M. le Président, j’ai écouté puis lu votre discours du 6 août 2020 et je dois vous avouer que revenir sur votre parole parce que vous seriez le seul aujourd’hui à même de maintenir « la paix, la sécurité nationale …, juguler la crise sanitaire (et de prévenir) le risque que … les acquis … soient compromis » en Côte d’ivoire ne me convainc pas. Nous ne sommes que des êtres finis, et l’histoire des sociétés d’ici, y compris en Côte d’Ivoire, et d’ailleurs nous enseigne que les pays continuent leur marche, avec des hauts et des bas, en l’absence d’hommes qui pourtant pensaient qu’ils étaient indispensables.  J’ai pensé, M. le Président, que vous et M. Alpha Condé, votre homologue de la Guinée (dont il n’y a pas de doute sur la candidature), suivriez les exemples de pays comme la Sierra Léone et le Libéria, dont les anciens présidents, Mme Johnson Sirleaf et M. Ernest Koroma, ont quitté le pouvoir après deux mandats en dépit des guerres et des traumatismes vécus par leurs pays et, surtout, des fragilités qui continuent de les caractériser.

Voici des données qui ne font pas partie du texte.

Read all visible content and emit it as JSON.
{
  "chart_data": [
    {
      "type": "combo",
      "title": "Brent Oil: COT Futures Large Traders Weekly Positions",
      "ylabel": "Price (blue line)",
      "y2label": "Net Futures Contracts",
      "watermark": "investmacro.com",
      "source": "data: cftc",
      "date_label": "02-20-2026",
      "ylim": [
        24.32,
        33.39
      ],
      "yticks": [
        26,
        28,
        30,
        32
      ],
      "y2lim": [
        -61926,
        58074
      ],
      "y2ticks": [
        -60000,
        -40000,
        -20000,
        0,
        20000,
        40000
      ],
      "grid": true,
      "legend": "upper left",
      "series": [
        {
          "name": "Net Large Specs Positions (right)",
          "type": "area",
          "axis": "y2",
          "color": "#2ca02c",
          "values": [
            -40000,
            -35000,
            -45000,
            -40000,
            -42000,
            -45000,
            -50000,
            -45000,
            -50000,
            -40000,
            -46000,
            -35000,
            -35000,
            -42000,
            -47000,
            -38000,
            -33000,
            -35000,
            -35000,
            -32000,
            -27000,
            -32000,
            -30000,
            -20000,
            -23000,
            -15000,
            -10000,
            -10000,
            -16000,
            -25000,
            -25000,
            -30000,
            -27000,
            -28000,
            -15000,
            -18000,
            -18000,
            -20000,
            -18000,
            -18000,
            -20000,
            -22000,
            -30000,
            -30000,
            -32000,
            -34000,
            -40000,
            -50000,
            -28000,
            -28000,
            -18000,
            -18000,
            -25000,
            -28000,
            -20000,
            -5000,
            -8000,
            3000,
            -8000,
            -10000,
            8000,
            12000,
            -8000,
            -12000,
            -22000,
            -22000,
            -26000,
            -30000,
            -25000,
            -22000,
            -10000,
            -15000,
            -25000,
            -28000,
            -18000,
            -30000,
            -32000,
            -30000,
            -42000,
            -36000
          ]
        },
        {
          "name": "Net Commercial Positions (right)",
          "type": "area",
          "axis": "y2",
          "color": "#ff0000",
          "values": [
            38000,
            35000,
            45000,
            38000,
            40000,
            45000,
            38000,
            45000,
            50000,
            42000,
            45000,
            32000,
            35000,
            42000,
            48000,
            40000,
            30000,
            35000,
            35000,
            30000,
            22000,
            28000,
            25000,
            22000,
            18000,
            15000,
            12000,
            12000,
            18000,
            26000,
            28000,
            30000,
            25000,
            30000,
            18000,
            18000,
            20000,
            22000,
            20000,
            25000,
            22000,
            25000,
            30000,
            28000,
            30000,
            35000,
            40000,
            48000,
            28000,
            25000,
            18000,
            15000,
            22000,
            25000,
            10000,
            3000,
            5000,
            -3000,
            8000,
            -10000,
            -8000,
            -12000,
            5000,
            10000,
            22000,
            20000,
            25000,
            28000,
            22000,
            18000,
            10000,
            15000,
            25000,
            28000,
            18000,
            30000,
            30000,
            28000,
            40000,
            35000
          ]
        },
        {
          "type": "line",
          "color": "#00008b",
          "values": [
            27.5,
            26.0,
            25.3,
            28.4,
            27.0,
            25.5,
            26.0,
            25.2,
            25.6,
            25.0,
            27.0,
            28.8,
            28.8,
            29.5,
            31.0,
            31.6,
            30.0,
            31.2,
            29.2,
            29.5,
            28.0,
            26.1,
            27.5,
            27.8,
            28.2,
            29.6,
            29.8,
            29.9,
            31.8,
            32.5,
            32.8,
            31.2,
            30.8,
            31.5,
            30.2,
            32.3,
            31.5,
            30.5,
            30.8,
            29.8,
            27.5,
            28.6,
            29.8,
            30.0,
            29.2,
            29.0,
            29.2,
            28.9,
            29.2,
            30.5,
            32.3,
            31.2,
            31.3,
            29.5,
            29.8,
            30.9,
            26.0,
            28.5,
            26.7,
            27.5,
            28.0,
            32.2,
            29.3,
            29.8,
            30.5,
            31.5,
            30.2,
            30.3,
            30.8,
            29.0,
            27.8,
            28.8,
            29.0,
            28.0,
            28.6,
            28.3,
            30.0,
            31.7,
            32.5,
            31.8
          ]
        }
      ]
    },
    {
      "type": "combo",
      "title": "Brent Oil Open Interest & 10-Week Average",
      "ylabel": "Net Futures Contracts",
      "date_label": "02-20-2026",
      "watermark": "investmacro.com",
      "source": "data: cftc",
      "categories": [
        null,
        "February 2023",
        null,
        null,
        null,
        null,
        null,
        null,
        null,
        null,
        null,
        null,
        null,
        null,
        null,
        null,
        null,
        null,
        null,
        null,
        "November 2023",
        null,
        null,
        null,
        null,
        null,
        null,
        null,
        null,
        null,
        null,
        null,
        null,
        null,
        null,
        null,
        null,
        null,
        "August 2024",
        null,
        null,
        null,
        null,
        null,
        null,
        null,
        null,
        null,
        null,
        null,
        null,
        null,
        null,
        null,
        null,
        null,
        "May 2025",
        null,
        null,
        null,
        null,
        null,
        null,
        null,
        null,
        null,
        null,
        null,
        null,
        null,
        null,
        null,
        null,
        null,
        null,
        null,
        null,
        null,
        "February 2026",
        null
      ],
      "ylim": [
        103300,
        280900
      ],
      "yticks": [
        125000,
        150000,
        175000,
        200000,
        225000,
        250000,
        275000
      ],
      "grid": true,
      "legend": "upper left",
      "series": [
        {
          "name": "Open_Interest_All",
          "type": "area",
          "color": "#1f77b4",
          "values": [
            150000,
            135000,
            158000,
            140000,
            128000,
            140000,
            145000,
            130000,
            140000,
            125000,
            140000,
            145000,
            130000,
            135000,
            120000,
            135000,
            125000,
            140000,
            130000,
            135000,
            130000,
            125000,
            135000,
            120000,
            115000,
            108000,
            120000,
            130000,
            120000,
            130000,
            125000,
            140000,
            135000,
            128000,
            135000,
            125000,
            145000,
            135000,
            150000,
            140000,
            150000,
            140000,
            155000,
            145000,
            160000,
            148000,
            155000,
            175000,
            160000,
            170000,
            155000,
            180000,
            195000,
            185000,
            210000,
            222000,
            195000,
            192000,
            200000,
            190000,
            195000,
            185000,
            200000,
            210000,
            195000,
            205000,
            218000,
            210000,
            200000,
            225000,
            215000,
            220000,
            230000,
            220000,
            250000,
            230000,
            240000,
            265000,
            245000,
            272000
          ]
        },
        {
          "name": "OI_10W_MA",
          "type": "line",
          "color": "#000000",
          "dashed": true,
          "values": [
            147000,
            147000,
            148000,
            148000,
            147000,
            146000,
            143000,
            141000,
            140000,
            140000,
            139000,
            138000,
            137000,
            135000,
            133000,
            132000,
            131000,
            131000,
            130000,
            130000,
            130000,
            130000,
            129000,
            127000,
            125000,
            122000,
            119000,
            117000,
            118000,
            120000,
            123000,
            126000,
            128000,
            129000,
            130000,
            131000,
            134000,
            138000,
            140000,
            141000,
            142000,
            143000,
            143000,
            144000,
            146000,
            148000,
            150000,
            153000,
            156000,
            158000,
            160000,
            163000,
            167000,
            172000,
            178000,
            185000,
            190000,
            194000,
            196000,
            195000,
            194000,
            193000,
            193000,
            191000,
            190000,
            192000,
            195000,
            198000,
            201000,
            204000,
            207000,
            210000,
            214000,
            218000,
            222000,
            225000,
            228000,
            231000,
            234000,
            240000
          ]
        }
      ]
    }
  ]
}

Malheureusement, vous semblez, du moins pour le moment, préférer suivre l’exemple du Président Faure Eyadema, du Togo. Tous ceux qui, comme moi, pensaient naïvement que vous deux, étant donné votre âge, vos parcours politiques et professionnels et les luttes que vous avez menées, n’étiez pas dans la même catégorie, en avons pris pour notre grade. Et c’est bien fait pour nous ! J’ai pensé, M. le Président, que vous et le Professeur Alpha Condé, alliez tenir compte de l’opportunité unique, du privilège que vous offre le destin de prendre une place spéciale dans l’histoire de vos pays. Comme vous le savez mieux que moi, aussi bien en Côte d’Ivoire qu’en Guinée, il n’y a pas d’ancien président élu qui, à la fin de sa charge, a passé, à l’issue d’élections pacifiques, la main à un nouveau président élu. Vous devriez être les premiers dans vos deux pays, des précurseurs qui montrent également l’exemple à suivre. Mais une fois encore, j’en ai eu pour mon grade et c’est bien fait pour moi.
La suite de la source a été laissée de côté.